現在笑人粗鄙平庸,卻不知道多年以後,就連CIA局長都只是靠拍他馬屁上位的狗。

「那麼……」林新一試探著問了一下:「我能叫『Trump』這個代號嗎?」

「你想叫Trump?」

貝爾摩德微微一愣,旋即笑出聲來:

「哈哈……看來我真該教你一些基本的酒品知識了,不然的話,就會鬧出這麼低級的笑話。」

「組織是以酒的品種為代號的,而不是為酒的品牌為代號的。」

「Trump只是這瓶干紅葡萄酒的品牌名字,可不能用來當代號啊。」

說著,她還指著酒瓶上的標籤,饒有興緻地給林新一作著科普:

「如果你想用這瓶酒做代號,應該用『meritage』(梅里蒂奇)才對。」

「梅里蒂奇是加州納帕谷特有的葡萄品種。」

「而和大多數來自法國的葡萄酒名詞不一樣,這是American Heritage合在一塊造出來的一個詞,意思是『米國傳承』。

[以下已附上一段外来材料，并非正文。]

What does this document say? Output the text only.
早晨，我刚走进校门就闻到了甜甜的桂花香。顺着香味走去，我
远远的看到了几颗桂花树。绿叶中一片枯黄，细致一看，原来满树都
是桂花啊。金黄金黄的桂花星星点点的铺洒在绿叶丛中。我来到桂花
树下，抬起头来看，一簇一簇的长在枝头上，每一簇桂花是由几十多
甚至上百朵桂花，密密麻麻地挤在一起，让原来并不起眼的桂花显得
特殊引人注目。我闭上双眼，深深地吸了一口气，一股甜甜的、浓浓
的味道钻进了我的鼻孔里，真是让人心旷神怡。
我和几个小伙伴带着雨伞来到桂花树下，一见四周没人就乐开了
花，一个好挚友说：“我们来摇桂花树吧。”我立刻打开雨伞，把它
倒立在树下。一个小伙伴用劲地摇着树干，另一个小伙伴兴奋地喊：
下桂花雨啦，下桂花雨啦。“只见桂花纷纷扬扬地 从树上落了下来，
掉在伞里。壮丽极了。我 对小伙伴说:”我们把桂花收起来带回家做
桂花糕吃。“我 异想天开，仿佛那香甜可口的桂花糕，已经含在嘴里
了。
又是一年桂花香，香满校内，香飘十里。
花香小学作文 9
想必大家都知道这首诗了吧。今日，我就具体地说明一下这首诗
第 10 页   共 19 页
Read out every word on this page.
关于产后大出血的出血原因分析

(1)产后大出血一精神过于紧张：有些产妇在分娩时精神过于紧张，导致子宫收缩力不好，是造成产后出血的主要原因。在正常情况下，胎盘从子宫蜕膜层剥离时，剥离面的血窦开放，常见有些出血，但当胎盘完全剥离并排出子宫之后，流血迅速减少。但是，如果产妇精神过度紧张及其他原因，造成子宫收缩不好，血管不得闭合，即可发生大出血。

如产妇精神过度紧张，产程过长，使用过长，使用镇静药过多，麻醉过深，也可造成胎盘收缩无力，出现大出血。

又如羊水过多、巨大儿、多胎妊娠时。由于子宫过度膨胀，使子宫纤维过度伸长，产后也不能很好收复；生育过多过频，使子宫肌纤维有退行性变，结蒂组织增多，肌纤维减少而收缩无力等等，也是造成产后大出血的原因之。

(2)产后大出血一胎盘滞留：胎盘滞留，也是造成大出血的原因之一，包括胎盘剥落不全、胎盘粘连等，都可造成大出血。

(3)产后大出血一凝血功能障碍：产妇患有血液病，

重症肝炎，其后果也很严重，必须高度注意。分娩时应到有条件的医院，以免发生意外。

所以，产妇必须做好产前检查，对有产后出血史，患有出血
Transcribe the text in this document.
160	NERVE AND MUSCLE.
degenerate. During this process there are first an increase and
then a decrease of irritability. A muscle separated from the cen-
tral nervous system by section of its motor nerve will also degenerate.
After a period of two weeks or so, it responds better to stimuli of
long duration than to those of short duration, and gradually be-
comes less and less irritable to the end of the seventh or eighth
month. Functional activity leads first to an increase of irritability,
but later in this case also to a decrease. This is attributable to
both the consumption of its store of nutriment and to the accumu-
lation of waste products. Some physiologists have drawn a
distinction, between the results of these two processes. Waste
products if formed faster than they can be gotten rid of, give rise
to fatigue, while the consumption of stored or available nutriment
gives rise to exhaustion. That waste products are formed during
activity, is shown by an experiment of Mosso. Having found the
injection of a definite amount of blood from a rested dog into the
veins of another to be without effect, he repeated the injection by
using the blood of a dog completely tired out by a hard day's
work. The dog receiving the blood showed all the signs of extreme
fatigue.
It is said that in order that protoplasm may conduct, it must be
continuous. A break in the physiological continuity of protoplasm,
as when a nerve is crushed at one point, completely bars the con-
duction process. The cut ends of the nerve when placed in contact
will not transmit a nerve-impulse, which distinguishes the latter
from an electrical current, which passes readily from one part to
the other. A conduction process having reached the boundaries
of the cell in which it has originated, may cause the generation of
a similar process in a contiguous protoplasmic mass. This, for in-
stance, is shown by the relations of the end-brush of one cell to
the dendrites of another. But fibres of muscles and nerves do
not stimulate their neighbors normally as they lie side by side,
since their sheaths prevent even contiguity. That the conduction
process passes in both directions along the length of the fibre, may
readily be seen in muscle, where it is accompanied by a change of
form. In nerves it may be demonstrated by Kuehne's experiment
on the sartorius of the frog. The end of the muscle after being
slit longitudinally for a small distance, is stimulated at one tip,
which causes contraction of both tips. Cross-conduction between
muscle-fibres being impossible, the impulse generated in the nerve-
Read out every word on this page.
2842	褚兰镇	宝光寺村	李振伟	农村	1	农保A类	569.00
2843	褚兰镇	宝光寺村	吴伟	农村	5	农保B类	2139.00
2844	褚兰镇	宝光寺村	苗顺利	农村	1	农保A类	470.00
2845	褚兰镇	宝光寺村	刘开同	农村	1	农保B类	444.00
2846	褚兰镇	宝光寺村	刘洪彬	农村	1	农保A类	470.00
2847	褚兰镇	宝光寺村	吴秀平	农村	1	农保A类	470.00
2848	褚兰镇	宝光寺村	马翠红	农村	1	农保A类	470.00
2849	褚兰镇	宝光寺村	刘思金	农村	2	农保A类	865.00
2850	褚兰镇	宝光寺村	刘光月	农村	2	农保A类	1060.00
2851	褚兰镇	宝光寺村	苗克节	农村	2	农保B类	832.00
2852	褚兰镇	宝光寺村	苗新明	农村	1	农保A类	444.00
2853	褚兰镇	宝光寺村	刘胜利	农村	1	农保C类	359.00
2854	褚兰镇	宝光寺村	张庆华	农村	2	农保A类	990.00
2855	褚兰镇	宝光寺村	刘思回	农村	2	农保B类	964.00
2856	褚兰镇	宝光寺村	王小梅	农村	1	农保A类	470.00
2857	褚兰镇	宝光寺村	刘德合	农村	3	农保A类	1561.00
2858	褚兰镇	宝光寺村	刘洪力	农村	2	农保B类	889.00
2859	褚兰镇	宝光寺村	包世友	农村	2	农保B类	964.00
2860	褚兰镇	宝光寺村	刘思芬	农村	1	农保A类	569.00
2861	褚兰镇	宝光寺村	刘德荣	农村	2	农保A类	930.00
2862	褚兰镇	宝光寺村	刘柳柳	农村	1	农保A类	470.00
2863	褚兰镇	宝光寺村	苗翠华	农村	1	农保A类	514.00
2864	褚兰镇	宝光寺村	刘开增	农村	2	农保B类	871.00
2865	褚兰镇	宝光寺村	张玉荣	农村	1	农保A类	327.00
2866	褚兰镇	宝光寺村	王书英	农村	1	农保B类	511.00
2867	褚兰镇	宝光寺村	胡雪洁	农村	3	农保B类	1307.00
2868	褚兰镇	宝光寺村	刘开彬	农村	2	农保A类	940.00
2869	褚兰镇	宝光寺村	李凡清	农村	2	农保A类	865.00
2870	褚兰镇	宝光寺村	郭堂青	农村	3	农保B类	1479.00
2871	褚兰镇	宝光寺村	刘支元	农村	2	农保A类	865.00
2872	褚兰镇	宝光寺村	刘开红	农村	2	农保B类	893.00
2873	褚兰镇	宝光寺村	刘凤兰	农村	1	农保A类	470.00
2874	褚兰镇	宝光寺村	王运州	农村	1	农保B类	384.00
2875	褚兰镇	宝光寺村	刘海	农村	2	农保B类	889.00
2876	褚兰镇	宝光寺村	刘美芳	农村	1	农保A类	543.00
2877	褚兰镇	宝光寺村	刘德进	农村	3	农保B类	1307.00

」

「怎麼,你想用這個名字做代號嗎?」

「額……算了。」林新一搖了搖頭。

他已經是接班人了,不想當別家的傳承。

「那好吧……「貝爾摩德隨手將那瓶Trump葡萄酒放到了一邊。

很顯然,她對這瓶富二代地產商打造出的三流葡萄酒一點興趣也沒有。

而在林新一自己隨機取名失敗之後,貝爾摩德終於放棄了讓他自己選個代號的想法:

「你對酒的了解實在太少了,運氣也很糟。」

「就算是隨手挑中的酒,品味都那麼差呢。」

「既然如此,那還是讓老師我來給你取個名字吧!」

貝爾摩德這麼說著,便回過身去看向那一牆洋酒。

她似乎對給林新一取名字的這件事非常重視。

不僅很有儀式感地搞出了這選酒取名的場面,此刻還非常認真地,對著那一瓶瓶酒陷入了沉思。

而最終,在林新一那滿不在乎的等待之中,貝爾摩德眼前一亮地,選中了一瓶酒。

她緩緩走上前去將那瓶酒取出。

在那柔和燈光的照撫下,林新一可以看見,那透明酒瓶里澄澈發亮的綠色酒液。

「這是……」

林新一努力地想認出那酒瓶上的標籤,卻發現自己連正確的發音都很難念出來。

「Chartreuse。」

貝爾摩德用法語念出了這款酒的名字。

「查爾特勒?」林新一在心裡自己轉換成了母語的音譯。

「嗯。」貝爾摩德打開酒瓶,又拿來一個杯子,往裡面稍稍倒了一些綠色的透明酒液。

酒香緩緩溢出,隨之而來的,還有一股濃濃的草藥味道。